Over the past two years Assistant Professor Nils Napp and his team of PhD engineering students programed what looks a remote-control car with a crane to build ramps. Their creation is called Castor. It's an autonomous robot that excels at picking up bean bags and putting them in place. There's a reason Castor is called Castor. Its name is Latin for beaver.
“One of the inspirations for this project was beavers,” said Napp.
Castor is programed to think the same way a beaver does when making a dam. When a beaver finds a stick it can find the perfect spot to place it on the dam. The rodents can build as they go. There is no master plan. That’s something that is tough for autonomous robots to understand, especially in rugged environments.
Napp and his team hope their work is the foundation for all sorts of robots, from space exploration to life-saving first-responders.

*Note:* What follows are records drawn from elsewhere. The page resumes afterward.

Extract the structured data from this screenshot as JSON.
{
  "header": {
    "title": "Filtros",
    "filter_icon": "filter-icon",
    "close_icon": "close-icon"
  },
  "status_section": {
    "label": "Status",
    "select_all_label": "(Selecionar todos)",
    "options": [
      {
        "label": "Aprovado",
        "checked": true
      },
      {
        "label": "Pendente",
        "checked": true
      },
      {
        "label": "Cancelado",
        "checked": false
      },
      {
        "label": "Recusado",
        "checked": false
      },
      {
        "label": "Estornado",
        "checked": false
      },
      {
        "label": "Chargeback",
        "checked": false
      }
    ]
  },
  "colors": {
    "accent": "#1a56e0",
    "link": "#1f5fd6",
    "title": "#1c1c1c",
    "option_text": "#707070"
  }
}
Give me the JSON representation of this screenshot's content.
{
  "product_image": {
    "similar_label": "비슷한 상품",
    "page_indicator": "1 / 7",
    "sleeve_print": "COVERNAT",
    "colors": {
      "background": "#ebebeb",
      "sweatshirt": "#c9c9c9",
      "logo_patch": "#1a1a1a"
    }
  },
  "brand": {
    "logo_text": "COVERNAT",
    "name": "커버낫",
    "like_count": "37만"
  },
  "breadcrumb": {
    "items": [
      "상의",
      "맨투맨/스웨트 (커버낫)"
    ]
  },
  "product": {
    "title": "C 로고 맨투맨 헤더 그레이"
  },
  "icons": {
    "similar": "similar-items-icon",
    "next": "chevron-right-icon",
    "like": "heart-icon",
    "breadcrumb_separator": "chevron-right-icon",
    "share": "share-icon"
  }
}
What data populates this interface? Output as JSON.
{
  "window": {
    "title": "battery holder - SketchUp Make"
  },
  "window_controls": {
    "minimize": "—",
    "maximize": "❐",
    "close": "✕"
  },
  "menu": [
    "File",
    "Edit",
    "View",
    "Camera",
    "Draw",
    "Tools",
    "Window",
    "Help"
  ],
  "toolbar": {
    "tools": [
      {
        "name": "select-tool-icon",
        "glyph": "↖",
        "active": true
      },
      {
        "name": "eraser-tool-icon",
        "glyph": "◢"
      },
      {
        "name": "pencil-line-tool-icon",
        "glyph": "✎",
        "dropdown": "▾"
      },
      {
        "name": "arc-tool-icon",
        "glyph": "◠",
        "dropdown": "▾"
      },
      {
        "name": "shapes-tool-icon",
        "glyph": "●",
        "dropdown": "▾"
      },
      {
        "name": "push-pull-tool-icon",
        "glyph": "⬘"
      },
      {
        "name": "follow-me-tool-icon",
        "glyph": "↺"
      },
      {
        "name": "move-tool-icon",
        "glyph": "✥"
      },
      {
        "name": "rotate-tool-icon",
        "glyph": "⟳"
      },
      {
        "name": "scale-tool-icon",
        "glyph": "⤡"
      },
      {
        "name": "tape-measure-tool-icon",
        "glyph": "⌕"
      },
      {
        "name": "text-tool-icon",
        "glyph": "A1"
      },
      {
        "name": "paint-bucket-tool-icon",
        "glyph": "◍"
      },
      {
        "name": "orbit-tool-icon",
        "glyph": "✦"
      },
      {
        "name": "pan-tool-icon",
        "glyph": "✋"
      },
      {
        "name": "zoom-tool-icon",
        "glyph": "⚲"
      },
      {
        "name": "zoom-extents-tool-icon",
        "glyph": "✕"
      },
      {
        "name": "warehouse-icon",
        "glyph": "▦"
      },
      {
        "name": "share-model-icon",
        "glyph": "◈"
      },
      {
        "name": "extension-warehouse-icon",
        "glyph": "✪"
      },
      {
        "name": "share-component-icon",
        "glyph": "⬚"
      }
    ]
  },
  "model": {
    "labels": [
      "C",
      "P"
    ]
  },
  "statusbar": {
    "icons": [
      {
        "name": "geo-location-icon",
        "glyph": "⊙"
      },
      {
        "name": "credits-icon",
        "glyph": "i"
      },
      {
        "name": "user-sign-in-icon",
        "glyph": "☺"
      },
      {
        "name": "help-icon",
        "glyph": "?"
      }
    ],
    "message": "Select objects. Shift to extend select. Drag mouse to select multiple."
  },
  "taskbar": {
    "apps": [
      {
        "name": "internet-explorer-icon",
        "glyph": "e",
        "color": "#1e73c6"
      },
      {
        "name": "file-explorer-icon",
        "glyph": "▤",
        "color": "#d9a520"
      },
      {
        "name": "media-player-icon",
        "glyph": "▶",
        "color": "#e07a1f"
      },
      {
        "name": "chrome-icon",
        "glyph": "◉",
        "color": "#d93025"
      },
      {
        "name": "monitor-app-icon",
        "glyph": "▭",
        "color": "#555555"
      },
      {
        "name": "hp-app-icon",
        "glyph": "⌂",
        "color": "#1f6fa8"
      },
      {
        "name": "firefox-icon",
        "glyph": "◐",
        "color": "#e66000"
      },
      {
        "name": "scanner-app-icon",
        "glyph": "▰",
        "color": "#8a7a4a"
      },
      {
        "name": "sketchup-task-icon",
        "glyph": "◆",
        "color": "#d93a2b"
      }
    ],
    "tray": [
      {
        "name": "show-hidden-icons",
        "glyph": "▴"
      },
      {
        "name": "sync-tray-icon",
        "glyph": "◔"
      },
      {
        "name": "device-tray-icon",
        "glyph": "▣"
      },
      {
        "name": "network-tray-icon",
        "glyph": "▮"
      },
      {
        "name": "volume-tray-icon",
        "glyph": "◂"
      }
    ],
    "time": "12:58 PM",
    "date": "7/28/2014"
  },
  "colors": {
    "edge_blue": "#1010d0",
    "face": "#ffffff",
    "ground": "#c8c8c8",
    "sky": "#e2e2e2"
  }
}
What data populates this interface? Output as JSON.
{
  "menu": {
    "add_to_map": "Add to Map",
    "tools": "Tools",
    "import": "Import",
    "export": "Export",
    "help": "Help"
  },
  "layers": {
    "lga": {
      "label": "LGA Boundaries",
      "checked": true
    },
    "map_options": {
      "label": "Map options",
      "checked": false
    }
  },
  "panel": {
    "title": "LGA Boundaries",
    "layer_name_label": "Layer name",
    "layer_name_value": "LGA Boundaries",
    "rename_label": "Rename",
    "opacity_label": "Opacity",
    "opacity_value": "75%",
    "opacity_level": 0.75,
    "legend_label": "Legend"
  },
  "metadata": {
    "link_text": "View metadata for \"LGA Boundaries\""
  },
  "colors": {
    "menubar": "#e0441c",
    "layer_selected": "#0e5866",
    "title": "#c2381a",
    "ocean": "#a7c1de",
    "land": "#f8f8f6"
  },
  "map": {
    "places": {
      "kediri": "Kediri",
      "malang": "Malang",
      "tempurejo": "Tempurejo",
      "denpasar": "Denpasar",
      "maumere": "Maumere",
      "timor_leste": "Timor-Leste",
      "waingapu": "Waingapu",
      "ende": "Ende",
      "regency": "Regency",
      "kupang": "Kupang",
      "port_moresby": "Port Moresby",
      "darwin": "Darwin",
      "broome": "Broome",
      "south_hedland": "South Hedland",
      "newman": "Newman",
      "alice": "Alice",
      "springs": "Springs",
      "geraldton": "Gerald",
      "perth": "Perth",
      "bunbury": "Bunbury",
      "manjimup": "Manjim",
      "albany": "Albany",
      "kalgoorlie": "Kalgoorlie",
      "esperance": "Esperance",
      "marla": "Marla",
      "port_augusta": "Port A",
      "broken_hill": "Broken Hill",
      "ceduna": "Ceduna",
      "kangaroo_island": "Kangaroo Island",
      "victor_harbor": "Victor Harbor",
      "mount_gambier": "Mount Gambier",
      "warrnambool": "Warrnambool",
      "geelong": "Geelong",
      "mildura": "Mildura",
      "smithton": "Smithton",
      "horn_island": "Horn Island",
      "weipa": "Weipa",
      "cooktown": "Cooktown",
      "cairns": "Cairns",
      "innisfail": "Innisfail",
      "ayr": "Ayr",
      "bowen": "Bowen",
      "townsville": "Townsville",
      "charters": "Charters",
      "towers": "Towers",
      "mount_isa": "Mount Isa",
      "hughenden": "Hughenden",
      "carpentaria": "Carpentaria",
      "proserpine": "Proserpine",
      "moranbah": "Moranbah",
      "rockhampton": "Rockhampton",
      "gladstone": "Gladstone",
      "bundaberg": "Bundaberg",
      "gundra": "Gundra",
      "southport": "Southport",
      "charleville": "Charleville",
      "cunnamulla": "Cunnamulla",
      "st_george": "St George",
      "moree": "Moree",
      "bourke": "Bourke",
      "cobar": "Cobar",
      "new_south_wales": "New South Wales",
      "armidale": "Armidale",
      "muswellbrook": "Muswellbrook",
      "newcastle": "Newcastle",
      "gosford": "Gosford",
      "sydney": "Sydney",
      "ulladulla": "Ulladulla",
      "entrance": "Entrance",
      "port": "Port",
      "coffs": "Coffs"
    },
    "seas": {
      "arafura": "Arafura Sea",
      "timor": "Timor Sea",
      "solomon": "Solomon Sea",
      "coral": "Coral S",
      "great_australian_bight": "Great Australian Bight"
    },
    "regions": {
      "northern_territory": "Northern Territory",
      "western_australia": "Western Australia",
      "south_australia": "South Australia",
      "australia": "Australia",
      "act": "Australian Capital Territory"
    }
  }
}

“It will be able to go into some disaster zones, go over some rubbly area and build ramps that would allow both the robot to reach people or target locations in the environment and also build other ramps for robots or people,” explained Napp.
This isn't the first time technology has copied nature. And the UB researchers don't think it will be the last. In fact, they're always looking to nature to make robots better.
“Figuring out why they work so well and then trying to take those ideas and map them to engineered systems,” said Napp.
Castor doesn't look like a beaver, but it thinks like one. And that's a big deal for the future of autonomous robotics.